50-A wire is in the x-z plane and is 5 m from the z axis.

Also , 40-A wire is in the y-z plane and is 4 m from the z axis.

Now , since both the wire are perpendicular to each other .

Therefore , magnetic field are also perpendicular to each other .

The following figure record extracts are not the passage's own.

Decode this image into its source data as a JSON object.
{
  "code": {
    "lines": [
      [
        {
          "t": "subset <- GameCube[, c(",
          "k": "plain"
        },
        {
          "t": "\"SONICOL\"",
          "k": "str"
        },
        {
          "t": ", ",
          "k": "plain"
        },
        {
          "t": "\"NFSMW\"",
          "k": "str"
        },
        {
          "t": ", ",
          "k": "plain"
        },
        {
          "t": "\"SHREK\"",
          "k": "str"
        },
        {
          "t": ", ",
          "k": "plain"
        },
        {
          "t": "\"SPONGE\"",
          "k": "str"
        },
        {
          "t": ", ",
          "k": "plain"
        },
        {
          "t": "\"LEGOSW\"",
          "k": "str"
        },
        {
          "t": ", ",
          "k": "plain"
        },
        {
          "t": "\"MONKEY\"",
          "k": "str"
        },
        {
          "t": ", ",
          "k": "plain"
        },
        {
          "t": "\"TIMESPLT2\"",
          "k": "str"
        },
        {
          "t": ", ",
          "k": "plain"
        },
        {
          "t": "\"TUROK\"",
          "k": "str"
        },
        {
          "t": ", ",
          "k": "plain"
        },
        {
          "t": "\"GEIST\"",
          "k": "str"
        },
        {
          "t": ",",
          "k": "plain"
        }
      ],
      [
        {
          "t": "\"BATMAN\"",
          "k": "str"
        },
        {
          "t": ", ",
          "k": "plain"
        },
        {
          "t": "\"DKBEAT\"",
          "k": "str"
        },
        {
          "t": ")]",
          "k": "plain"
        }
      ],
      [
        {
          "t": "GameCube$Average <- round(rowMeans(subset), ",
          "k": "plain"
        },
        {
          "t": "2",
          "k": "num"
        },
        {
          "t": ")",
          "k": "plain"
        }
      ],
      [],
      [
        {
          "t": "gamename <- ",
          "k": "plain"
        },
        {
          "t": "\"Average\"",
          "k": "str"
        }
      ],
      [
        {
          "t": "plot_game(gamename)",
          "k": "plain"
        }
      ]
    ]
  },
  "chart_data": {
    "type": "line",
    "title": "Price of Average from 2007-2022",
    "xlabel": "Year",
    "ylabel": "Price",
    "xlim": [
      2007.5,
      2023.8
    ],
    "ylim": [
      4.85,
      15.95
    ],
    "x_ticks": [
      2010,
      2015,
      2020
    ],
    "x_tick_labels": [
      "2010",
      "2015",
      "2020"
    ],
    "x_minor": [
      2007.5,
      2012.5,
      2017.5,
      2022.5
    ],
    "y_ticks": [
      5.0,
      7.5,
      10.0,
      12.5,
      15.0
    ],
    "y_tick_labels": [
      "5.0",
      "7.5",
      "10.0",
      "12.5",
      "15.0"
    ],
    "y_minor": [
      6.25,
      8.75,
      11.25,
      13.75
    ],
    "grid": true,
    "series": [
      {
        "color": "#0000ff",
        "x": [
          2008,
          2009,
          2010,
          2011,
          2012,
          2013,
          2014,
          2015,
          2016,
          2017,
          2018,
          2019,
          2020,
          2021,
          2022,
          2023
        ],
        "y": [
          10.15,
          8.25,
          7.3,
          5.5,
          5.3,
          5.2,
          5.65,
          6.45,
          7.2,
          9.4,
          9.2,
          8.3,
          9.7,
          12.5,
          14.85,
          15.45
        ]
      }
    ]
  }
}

Magnetic field at origin due to wire 1 is :

$B_1=\dfrac{\mu_oI_1}{2\pi R_1}\\\\B_1=\dfrac{(50)\mu_o}{2\pi( 5)}\\\\B_1=\dfrac{5\mu_o}{\pi}$

Magnetic field at origin due to wire 2 is :

$B_2=\dfrac{\mu_oI_2}{2\pi R_2}\\\\B_2=\dfrac{(40)\mu_o}{2\pi( 4)}\\\\B_2=\dfrac{4\mu_o}{\pi}$

Now , therefore net magnetic field is :

$B=\sqrt{B_1^2+B_2^2}\\\\B=\sqrt{(\dfrac{5\mu_o}{\pi})^2+(\dfrac{4\mu_o}{\pi})^2}\\\\B=\dfrac{\sqrt{41}\mu_o}{\pi}$

Putting value of $\mu_o=4\pi \times 10^{-7}\ H/m$

We get ,

$B=\sqrt{41}\times 4\times 10^{-7}\\B=2.56\times 10^{-6}\ T$

Therefore, the magnitude of the magnetic field at the origin is $2.56\times 10^{-6}\ T$.